Prince Albert to receive funding for emergency shelter beds, but would benefit from investments in larger cities
The Saskatchewan government has announced a major investment into a new homelessness and addictions strategy – but local critics say the announcement largely leaves out Prince Albert, which statistics show is one of the areas hit the most by these issues.
On Friday, the province said it’s investing over $40 million over the next two years into emergency shelter and supportive housing spaces.
Prince Albert will share up to 120 new permanent shelter spaces with Saskatoon, Regina, Moose Jaw “and other communities based on need.” This will cost $14.1 million.
The government is also putting over $7 million into 155 new supportive housing units in Saskatoon and Regina. Additionally, $19 million will go towards “complex needs” shelters in Regina and Saskatoon, a medically supervised space where intoxicated people can go for up to 24 hours.
A news release said these shelters are geared towards people who are “exhibiting behaviours that present a danger to themselves and the public.”
This investment is something Brian Howell, manager of the River Bank Development Corporation, says Prince Albert would benefit from.
“It’s getting tougher out there. There’s a lot of people with crystal meth (addictions) and meth psychosis and they’re very hard to manage,” said Howell.
“The hospital won’t touch them; the shelters can’t take them if they’re behaving badly, so there’s a need for a level of facility that has the capacity to manage their behaviour.”
Howell praised the announcement of a central intake system for mental health and addictions, which allows patients to refer themselves for treatment.
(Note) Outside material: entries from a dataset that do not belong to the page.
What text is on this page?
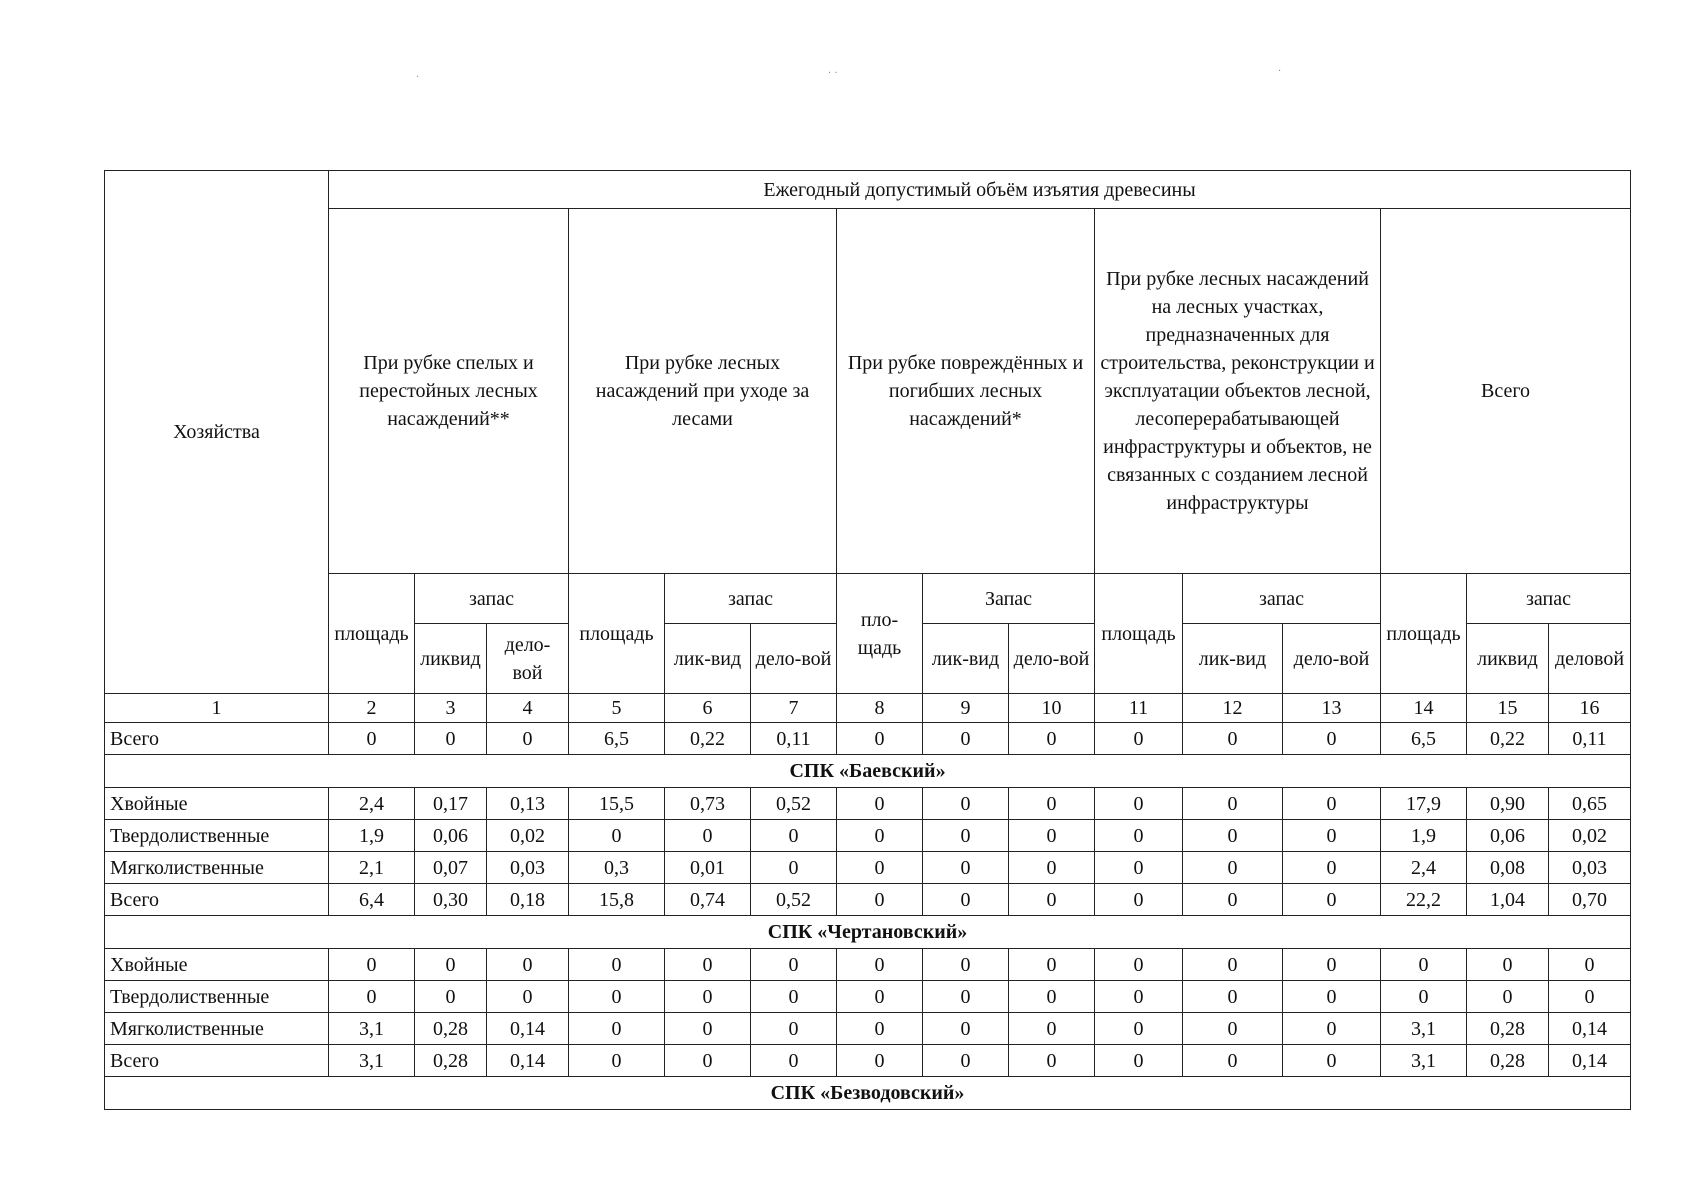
·	· ·	·
Хозяйства	Ежегодный допустимый объём изъятия древесины														
	При рубке спелых и перестойных лесных насаждений**			При рубке лесных насаждений при уходе за лесами			При рубке повреждённых и погибших лесных насаждений*			При рубке лесных насаждений на лесных участках, предназначенных для строительства, реконструкции и эксплуатации объектов лесной, лесоперерабатывающей инфраструктуры и объектов, не связанных с созданием лесной инфраструктуры			Всего		
	площадь	запас		площадь	запас		пло-щадь	Запас		площадь	запас		площадь	запас	
		ликвид	дело-вой		лик-вид	дело-вой		лик-вид	дело-вой		лик-вид	дело-вой		ликвид	деловой
1	2	3	4	5	6	7	8	9	10	11	12	13	14	15	16
Всего	0	0	0	6,5	0,22	0,11	0	0	0	0	0	0	6,5	0,22	0,11
СПК «Баевский»															
Хвойные	2,4	0,17	0,13	15,5	0,73	0,52	0	0	0	0	0	0	17,9	0,90	0,65
Твердолиственные	1,9	0,06	0,02	0	0	0	0	0	0	0	0	0	1,9	0,06	0,02
Мягколиственные	2,1	0,07	0,03	0,3	0,01	0	0	0	0	0	0	0	2,4	0,08	0,03
Всего	6,4	0,30	0,18	15,8	0,74	0,52	0	0	0	0	0	0	22,2	1,04	0,70
СПК «Чертановский»															
Хвойные	0	0	0	0	0	0	0	0	0	0	0	0	0	0	0
Твердолиственные	0	0	0	0	0	0	0	0	0	0	0	0	0	0	0
Мягколиственные	3,1	0,28	0,14	0	0	0	0	0	0	0	0	0	3,1	0,28	0,14
Всего	3,1	0,28	0,14	0	0	0	0	0	0	0	0	0	3,1	0,28	0,14
СПК «Безводовский»															
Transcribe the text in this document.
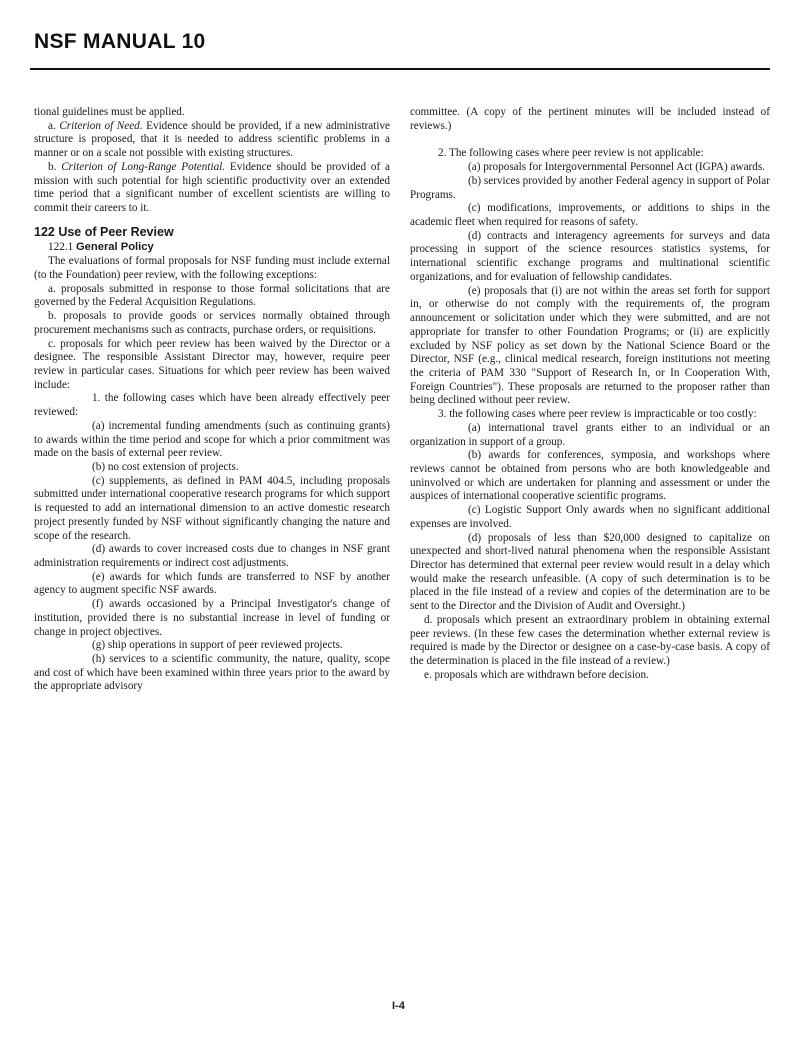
NSF MANUAL 10

tional guidelines must be applied.

a. Criterion of Need. Evidence should be provided, if a new administrative structure is proposed, that it is needed to address scientific problems in a manner or on a scale not possible with existing structures.

b. Criterion of Long-Range Potential. Evidence should be provided of a mission with such potential for high scientific productivity over an extended time period that a significant number of excellent scientists are willing to commit their careers to it.

122 Use of Peer Review

122.1 General Policy

The evaluations of formal proposals for NSF funding must include external (to the Foundation) peer review, with the following exceptions:

a. proposals submitted in response to those formal solicitations that are governed by the Federal Acquisition Regulations.

b. proposals to provide goods or services normally obtained through procurement mechanisms such as contracts, purchase orders, or requisitions.

c. proposals for which peer review has been waived by the Director or a designee. The responsible Assistant Director may, however, require peer review in particular cases. Situations for which peer review has been waived include:

1. the following cases which have been already effectively peer reviewed:

(a) incremental funding amendments (such as continuing grants) to awards within the time period and scope for which a prior commitment was made on the basis of external peer review.

(b) no cost extension of projects.

(c) supplements, as defined in PAM 404.5, including proposals submitted under international cooperative research programs for which support is requested to add an international dimension to an active domestic research project presently funded by NSF without significantly changing the nature and scope of the research.

(d) awards to cover increased costs due to changes in NSF grant administration requirements or indirect cost adjustments.

(e) awards for which funds are transferred to NSF by another agency to augment specific NSF awards.

(f) awards occasioned by a Principal Investigator's change of institution, provided there is no substantial increase in level of funding or change in project objectives.

(g) ship operations in support of peer reviewed projects.

(h) services to a scientific community, the nature, quality, scope and cost of which have been examined within three years prior to the award by the appropriate advisory

committee. (A copy of the pertinent minutes will be included instead of reviews.)

2. The following cases where peer review is not applicable:

(a) proposals for Intergovernmental Personnel Act (IGPA) awards.

(b) services provided by another Federal agency in support of Polar Programs.

(c) modifications, improvements, or additions to ships in the academic fleet when required for reasons of safety.

(d) contracts and interagency agreements for surveys and data processing in support of the science resources statistics systems, for international scientific exchange programs and multinational scientific organizations, and for evaluation of fellowship candidates.

(e) proposals that (i) are not within the areas set forth for support in, or otherwise do not comply with the requirements of, the program announcement or solicitation under which they were submitted, and are not appropriate for transfer to other Foundation Programs; or (ii) are explicitly excluded by NSF policy as set down by the National Science Board or the Director, NSF (e.g., clinical medical research, foreign institutions not meeting the criteria of PAM 330 "Support of Research In, or In Cooperation With, Foreign Countries"). These proposals are returned to the proposer rather than being declined without peer review.

3. the following cases where peer review is impracticable or too costly:

(a) international travel grants either to an individual or an organization in support of a group.

(b) awards for conferences, symposia, and workshops where reviews cannot be obtained from persons who are both knowledgeable and uninvolved or which are undertaken for planning and assessment or under the auspices of international cooperative scientific programs.

(c) Logistic Support Only awards when no significant additional expenses are involved.

(d) proposals of less than $20,000 designed to capitalize on unexpected and short-lived natural phenomena when the responsible Assistant Director has determined that external peer review would result in a delay which would make the research unfeasible. (A copy of such determination is to be placed in the file instead of a review and copies of the determination are to be sent to the Director and the Division of Audit and Oversight.)

d. proposals which present an extraordinary problem in obtaining external peer reviews. (In these few cases the determination whether external review is required is made by the Director or designee on a case-by-case basis. A copy of the determination is placed in the file instead of a review.)

e. proposals which are withdrawn before decision.

I-4
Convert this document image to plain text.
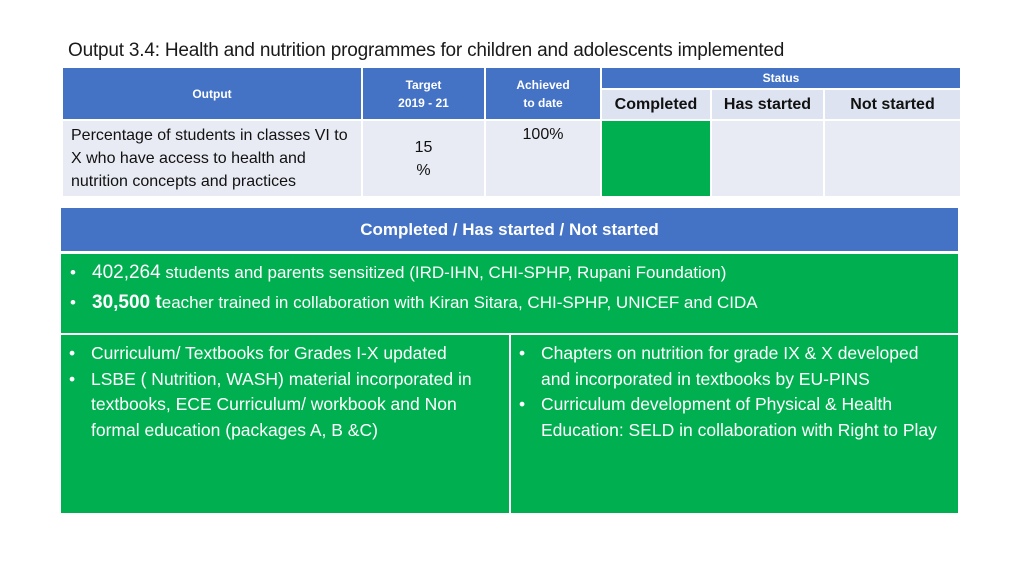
Output 3.4: Health and nutrition programmes for children and adolescents implemented
Output
Target
2019 - 21
Achieved
to date
Status
Completed Has started Not started
Percentage of students in classes VI to X who have access to health and nutrition concepts and practices
15
%
100%
Completed / Has started / Not started
• 402,264 students and parents sensitized (IRD-IHN, CHI-SPHP, Rupani Foundation)
• 30,500 teacher trained in collaboration with Kiran Sitara, CHI-SPHP, UNICEF and CIDA
• Curriculum/ Textbooks for Grades I-X updated
• LSBE ( Nutrition, WASH) material incorporated in textbooks, ECE Curriculum/ workbook and Non formal education (packages A, B &C)
• Chapters on nutrition for grade IX & X developed and incorporated in textbooks by EU-PINS
• Curriculum development of Physical & Health Education: SELD in collaboration with Right to Play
“We certainly do welcome a recognition of our needs this winter and an increase in addictions treatment will be very helpful. But in terms of the focus on the two major cities, I would say that Prince Albert’s problems are just as acute and need the same attention.”
The River Bank Development Corporation was involved in a Point in Time (PiT) count in March 2022. It showed 150 people in Prince Albert reported being homeless.
A Saskatoon PiT count around the same time, in April last year, showed 550 people reported being homeless.
Prince Albert has a population of about 36,000, while Saskatoon is over seven times the size at about 273,000.
Another report published last year suggests that the Prince Albert region has nearly double the per capital spending on alcohol than the provincial and national rates.
The city’s HIV rate in 2019 sat at 56.4 people per 100,000, 3.4 times higher than the provincial rate and 8.2 times higher than the national rate – injection drug use caused 67 per cent of newly diagnosed HIV infections, according to the report.
Howell said the River Bank Development Corporation and the YWCA had applied for funding for the Stepping Stones shelter, which has a 40-bed capacity.
“If this means that Stepping Stones is approved, we’re very happy to hear that,” he said.
The new Provincial Approach to Homelessness (PATH) is a collaboration between the ministries of social services, health, and corrections, policing and public safety.
Gene Makowsky, the social services minister, said the province is in “decent shape” when it comes to making emergency shelter beds available for the quickly approaching winter.
“We have more to do, I understand that and this work is already underway. It is taking place as quickly as we can and within the next couple months we hope to have even more capacity within the province,” he said.
The five-year mental health and addictions plan includes at least 500 new addictions treatment spaces, doubling the current capacity across Saskatchewan.
The plan has three focuses: building capacity for treatment, improving the system itself, and transitioning to a recovery-oriented system of care.
Mental Health and Addictions Minister Tim McLeod said the latter is needed for people to overcome addictions, whereas the traditional 28-day treatment model isn’t enough for drugs like methamphetamine and opioids.
Carla Beck, leader of the opposition NDP, has been in Prince Albert for the last two days. She said she’s had meetings with school boards, community groups and businesses to hear where both their challenges and hopes lie.
Beck said Prince Albert being largely left off out of the funding announcement shows that the province isn’t addressing the need across the north.
“Looking at the situation in Prince Albert, I think there is reason to be concerned. As I’ve said, there’s visible concerns,” she said.
“I don’t think it can wait. If you drive down coming into Prince Albert, it is very jarring. It’s so concerning to see people so desperately, obviously in need of support.”
Beck said although the funding is “on the surface, good news,” she said there’s still a lot of unanswered questions about staffing and consultation.
“It is a small amount given the extent to which the Sask. Party has allowed this crisis to grow in our province.”
She added that an NDP government would scrap the Sask. Party’s “redundant” Marshals Service and, instead, invest that money into local police forces and addictions treatment.
The province says the Marshals Service would deter criminal activity in remote areas and increase enforcement for farming and agricultural offences, such as trespassing and theft. It would cost $20 million per year.
Beck said the NDP would “get more boots on the ground” by reallocating $10 million to local police services and the RCMP and the other $10 million to fighting substance use.